Ministerie van Volksgezondheid, Welzijn en Sport

en kindzorg

Kamerstuk, 19-05-2003

Om het kamerstuk op te halen: Zie het origineel http://www.minvws.nl/document...er=393&page=19716 .

Reactie op brief over Toegankelijkheid van ouder- en kindzorg

De Voorzitter van de Tweede
Kamer der Staten-Generaal
Postbus 20018
2500 EA Den Haag

DBO-K-U-2373956

19 mei 2003

Hierbij zend ik u mijn reactie op de vraag van de vaste commissie voor Volksgezondheid, Welzijn en Sport op de brief van TNO Preventie en Gezondheid te Leiden inzake het rapport Toegankelijkheid van de Ouder- en Kindzorg voor Marokkaanse en Turkse gezinnen.

Bij brief van 23 april jl, kenmerk DBO-K-U-2.374.403 ben ik naar aanleiding van vragen van het Kamerlid De Wit (SP) over het TNO-rapport Toegankelijkheid van de Ouder- en Kindzorg voor Marokkaanse en Turkse gezinnen, mede namens de minister van Justitie en de minister voor Vreemdelingenzaken en Integratie, ingegaan op de bereikbaarheid van programmas voor opvoedingsondersteuning. Met inachtneming van hetgeen reeds over dit onderwerp in de beantwoording van de vragen van dhr. de Wit is opgemerkt, wil ik aanvullend enkele opmerkingen plaatsen.

Een groot bereik van de jeugdgezondheidszorg, waarvan de consultatiebureaus deel uitmaken, is van groot belang voor preventie. Consultatiebureaus zijn goed bereikbaar. Uit het rapport blijkt dat het consultatiebureau onder 608 aselect gekozen allochtone gezinnen uit achterstandswijken van Amsterdam, Arnhem en Rotterdam een hoog bereik van 96,1 procent kent. Van de respondenten is 94,7 procent tevreden tot zeer tevreden over de dienstverlening. Marokkaanse en Turkse ouders stellen in toenemende mate vragen over gedrag en opvoeding van hun kinderen. De onderzoekers zijn van mening dat door haar hoog bereik en de laagdrempeligheid het consultatiebureau een zeer geschikte plaats is om de opvoedingskracht van ouders door gerichte adviezen en interventies te versterken. Ik onderschrijf deze opvatting. Ik constateer daarbij een interessante ontwikkeling. In het in mei 1999 verschenen rapport van KPMG Management Consulting Het feitelijke gebruik van de JGZ voor 0-4 jarigen werd geconstateerd dat hoe meer een consultatiebureau aansluit bij de wensen, behoeften en belevingswereld van de ouders, hoe groter het bereik van het consultatiebureau is in zowel kwantitatieve als kwalitatieve zin. Deze bevinding wordt door het TNO-rapport bevestigd.

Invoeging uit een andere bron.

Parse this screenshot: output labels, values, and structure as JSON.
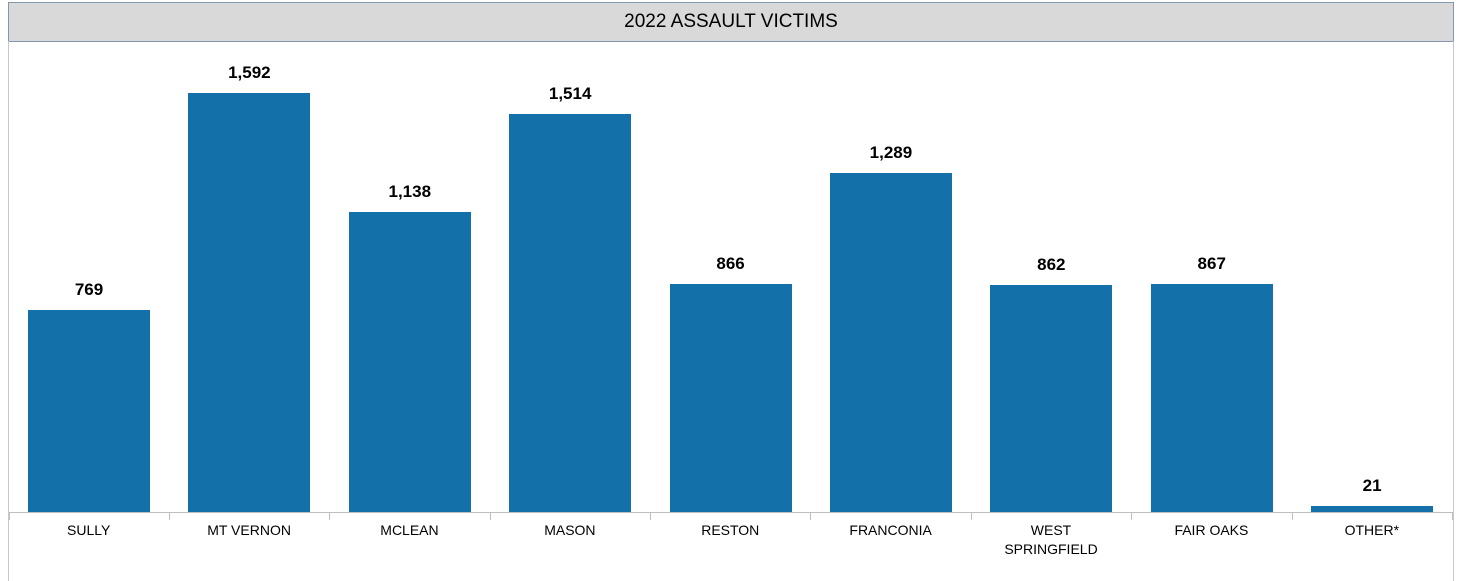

Uit het KPMG-onderzoek bleek ook het grote belang van het eigen circuit. Eigen moeders, ouders, schoonouders en andere familieleden en kennissen spelen een belangrijke rol bij de zorg en opvoeding van het kind. Het consultatiebureau werd niet gezien als een autoriteit op opvoedingsgebied. In dat licht is het een interessante ontwikkeling dat uit het recente TNO-onderzoek blijkt dat Marokkaanse en Turkse ouders steeds meer vragen stellen over gedrag- en opvoedingsproblemen van hun kinderen. Met andere woorden, zij vragen een professioneel advies en wenden zich niet uitsluitend tot hun sociale omgeving. Vanaf 1 januari 2003 wordt de jeugdgezondheidszorg voor 0-19 jarigen uitgevoerd onder gemeentelijke regie. Dit bevordert de afstemming en samenhang op lokaal niveau van de werkzaamheden van het consultatiebureau met bijvoorbeeld huisarts, jeugdzorg, onderwijs, inburgeringstrajecten en de positionering van het consultatiebureau in een pedagogisch netwerk. De nieuwe werkwijze vraagt van de beroepsbeoefenaar in de jeugdgezondheidszorg aandacht voor de diversiteit in de zorg. Ook zal hij het belang van de jeugdgezondheidszorg voor elke potentiële gebruiker zichtbaar moeten kunnen maken.